Difficulté de réparer les maux qu'il a faits.

Mais comment réparer tant de maux? Plusieurs sont irréparables de leur nature. Et quant à ceux qui peuvent être compensés par un équivalent, où puisera le guerrier injuste pour racheter ses violences? Les biens particuliers du prince n'y pourraient suffire. Donnera-t-il ceux de ses sujets ? Ils ne lui appartiennent pas. Sacrifiera-t-il les terres de la Nation, une partie de l'État? Mais l'État n'est pas son patrimoine (liv. I, § 61); il ne peut en disposer à son gré.
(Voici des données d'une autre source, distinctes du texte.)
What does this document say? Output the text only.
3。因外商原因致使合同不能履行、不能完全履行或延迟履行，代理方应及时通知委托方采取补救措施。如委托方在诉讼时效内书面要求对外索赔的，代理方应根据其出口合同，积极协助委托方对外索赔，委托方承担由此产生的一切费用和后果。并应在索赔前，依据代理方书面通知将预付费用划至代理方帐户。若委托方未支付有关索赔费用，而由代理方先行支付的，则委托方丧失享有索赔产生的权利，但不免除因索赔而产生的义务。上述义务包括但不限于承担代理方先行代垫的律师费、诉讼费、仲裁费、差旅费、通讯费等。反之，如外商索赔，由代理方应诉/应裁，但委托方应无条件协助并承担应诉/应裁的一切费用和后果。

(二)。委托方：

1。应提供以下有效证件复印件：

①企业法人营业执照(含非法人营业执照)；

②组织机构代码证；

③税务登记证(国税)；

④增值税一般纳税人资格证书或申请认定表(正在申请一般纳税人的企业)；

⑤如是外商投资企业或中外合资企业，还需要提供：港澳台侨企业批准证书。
Et bien que la Nation soit tenue, jusqu'à un certain point, des faits de son conducteur, outre qu'il serait injuste de la punir directement pour des fautes dont elle n'est pas coupable, si elle est tenue des faits du souverain, c'est seulement envers les autres Nations, qui ont leur recours contre elle (liv. I, § 40, et liv. II, 381 et 82); le souverain ne peut lui renvoyer la peine de ses injustices, ni la dépouiller pour les réparer. Et quand il le pourrait, sera-t-il lavé de tout et pur dans sa conscience? Acquitté envers l'ennemi, le sera-t-il auprès de son peuple? C'est une étrange justice que celle d'un homme qui répare ses torts aux dépens d'un tiers : il ne fait que changer l'objet de son injustice. Pesez toutes ces choses, ô conducteurs des Nations! et quand vous aurez vu clairement qu'une guerre injuste vous entraîne dans une multitude d'iniquités dont la réparation est au-dessus de toute votre puissance, peut-être serez-vous moins prompts à l'entreprendre.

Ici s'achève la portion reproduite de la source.